Indigenous thought and the politics of nature and sexuality
Following conversations with critical animal studies and new materialisms scholarly communities, I have most recently become interested in the overlap between constructions of "nature" and "sexuality." This includes a foray into “queer ecologies” literature (which will increasingly inform my graduate teaching) that queers environmental scholarship, and conversely, greens queer theory. I throw into the mix a greening of indigenous queer theory. As I challenge Western politics of nature, it has become clear that I cannot avoid a similar analysis of sexuality. Nature and sex have both been defined according to a nature/culture divide. With the rise of scientific authority and management approaches, both sex and nature were rendered as discrete, coherent, troublesome, yet manageable objects. Both are at the heart of struggles involving ideas of purity and contamination, life and death, but which only scientifically trained experts or rational subjects (read historically white, Western men) have been seen as fit to name, manage, and to set the terms of legitimate encounter. There are common challenges to democratizing the science and representations surrounding both concepts. As with the growing academic conversation about new materialisms, indigenous thought has something to offer theoretical discussions of the politics of sex and nature.

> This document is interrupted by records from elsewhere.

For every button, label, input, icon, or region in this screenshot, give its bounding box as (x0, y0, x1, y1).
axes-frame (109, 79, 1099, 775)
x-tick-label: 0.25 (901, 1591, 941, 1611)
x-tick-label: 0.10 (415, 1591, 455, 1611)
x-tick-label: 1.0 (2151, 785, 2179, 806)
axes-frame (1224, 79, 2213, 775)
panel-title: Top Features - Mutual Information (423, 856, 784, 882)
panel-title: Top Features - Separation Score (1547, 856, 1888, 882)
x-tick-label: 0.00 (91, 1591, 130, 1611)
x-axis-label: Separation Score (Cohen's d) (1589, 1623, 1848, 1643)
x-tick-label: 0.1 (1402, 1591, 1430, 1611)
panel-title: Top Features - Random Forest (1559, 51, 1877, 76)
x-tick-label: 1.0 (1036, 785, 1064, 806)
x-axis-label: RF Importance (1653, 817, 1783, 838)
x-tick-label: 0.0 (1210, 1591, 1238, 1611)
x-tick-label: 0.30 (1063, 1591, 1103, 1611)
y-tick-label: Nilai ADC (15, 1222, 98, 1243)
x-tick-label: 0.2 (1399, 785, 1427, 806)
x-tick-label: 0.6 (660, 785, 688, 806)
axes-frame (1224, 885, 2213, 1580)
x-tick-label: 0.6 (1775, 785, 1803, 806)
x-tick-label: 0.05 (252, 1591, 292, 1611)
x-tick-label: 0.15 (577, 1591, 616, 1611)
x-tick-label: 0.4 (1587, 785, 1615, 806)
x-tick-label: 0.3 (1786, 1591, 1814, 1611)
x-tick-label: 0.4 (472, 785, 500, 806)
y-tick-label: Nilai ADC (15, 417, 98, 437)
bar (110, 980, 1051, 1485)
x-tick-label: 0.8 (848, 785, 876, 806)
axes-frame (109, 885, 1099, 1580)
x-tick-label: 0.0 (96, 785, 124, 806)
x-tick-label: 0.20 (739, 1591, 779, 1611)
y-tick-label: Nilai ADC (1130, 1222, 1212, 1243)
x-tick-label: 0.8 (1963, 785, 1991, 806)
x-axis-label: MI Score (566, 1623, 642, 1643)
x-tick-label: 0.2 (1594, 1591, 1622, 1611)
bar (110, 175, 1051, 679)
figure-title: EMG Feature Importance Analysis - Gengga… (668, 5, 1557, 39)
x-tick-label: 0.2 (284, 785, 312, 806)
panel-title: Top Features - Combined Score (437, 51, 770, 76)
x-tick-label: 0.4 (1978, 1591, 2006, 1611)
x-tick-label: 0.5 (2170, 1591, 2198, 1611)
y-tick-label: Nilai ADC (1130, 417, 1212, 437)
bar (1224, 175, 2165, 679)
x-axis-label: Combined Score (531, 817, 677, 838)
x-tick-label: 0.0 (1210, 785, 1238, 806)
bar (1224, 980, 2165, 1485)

I am in the preliminary stages of developing a plan to conduct humanities-based and ethnographic inquiry around this topic. I am interested in how indigenous stories speak of social relations with nonhumans, and how such relations, although they sometimes approach what we in the West would call “sex,” are not cohered into “sexuality” as we know it in Western modernity. Traditional stories also portray nonhuman persons in ways that do not adhere to another meaningful modern category, the “animal.” They feature relationships in which human and nonhuman persons, and nonhuman persons between themselves, harass and trick one another; save one another from injury or death; prey upon, kill, and sometimes eat one another; or collaborate with one another. Indigenous traditional stories avoid the hierarchical nature/culture and animal/human split that has enabled domineering human management, naming, controlling, and “saving” of nature. I expect that such theoretical work in indigenous environmental and sexuality studies will link back to support applied thinking about how to democratize environmental science practices and regulation, as I believe my social theoretical work around the genome sciences has helped construct new bioethical frameworks that incorporate indigenous thought, both “traditional” and “modern.”